Nas últimas semanas, Lula já teve uma rodada de conversas telefônicas individualmente com presidentes e primeiros-ministros como Xi, Modi e Putin, além do francês Emmanuel Macron e da mexicana Claudia Scheinbaum.
As conversas têm girado em torno de questões como a defesa do multilateralismo, da intensificação de parcerias comerciais e da diversificação de mercados.
O Brics tem evitado declarações de enfrentamento direto aos Estados Unidos e a Trump, inclusive para não transmitir à Casa Branca uma mensagem de antiamericanismo, embora a cúpula do Rio de Janeiro realizada em julho tenha condenado a adoção unilateral de medidas protecionistas.
Na semana passada, em um evento na Fiesp (Federação das Indústrias do Estado de São Paulo), o chanceler Mauro Vieira disse que o governo Lula tem buscado colocar em pauta uma reformulação da OMC.
"Demos início a conversas com os demais países afetados pelas medidas tarifárias dos Estados Unidos, afirmou Vieira.

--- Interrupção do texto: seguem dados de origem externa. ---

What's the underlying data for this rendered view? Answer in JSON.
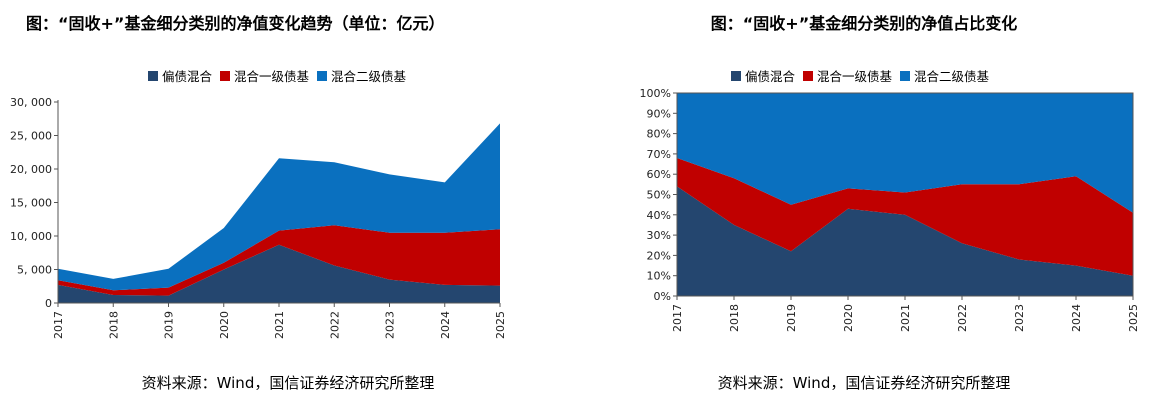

Segundo ele, nesses contatos, surgiram "crescentes preocupações [...] com o processo de deterioração do sistema multilateral de comércio" e com "negociações bilaterais assimétricas vulneráveis a pressões dos mais fortes".
"O Brasil pretende desse modo dar início a discussões sobre uma reforma estrutural da OMC, uma verdadeira refundação do organismo, sobre bases mais modernas e flexíveis".
Desde o primeiro governo Trump, em um impasse que atravessou toda a gestão Joe Biden e continua intacta, o órgão de solução de controvérsias da OMC está paralisado diante da falta de indicações dos Estados Unidos para compor o tribunal de apelações (uma segunda instância em casos de disputas entre países).
O governo Lula tem buscado acelerar negociações com outros parceiros. Em agosto, foi anunciada a retomada das negociações para um acordo de livre comércio entre Mercosul e Canadá. O vice-presidente Geraldo Alckmin foi ao México, na tentativa de estreitar laços econômicos e aprofundar o acordo comercial em vigência com o Brasil, e irá para a Índia em breve com o mesmo objetivo.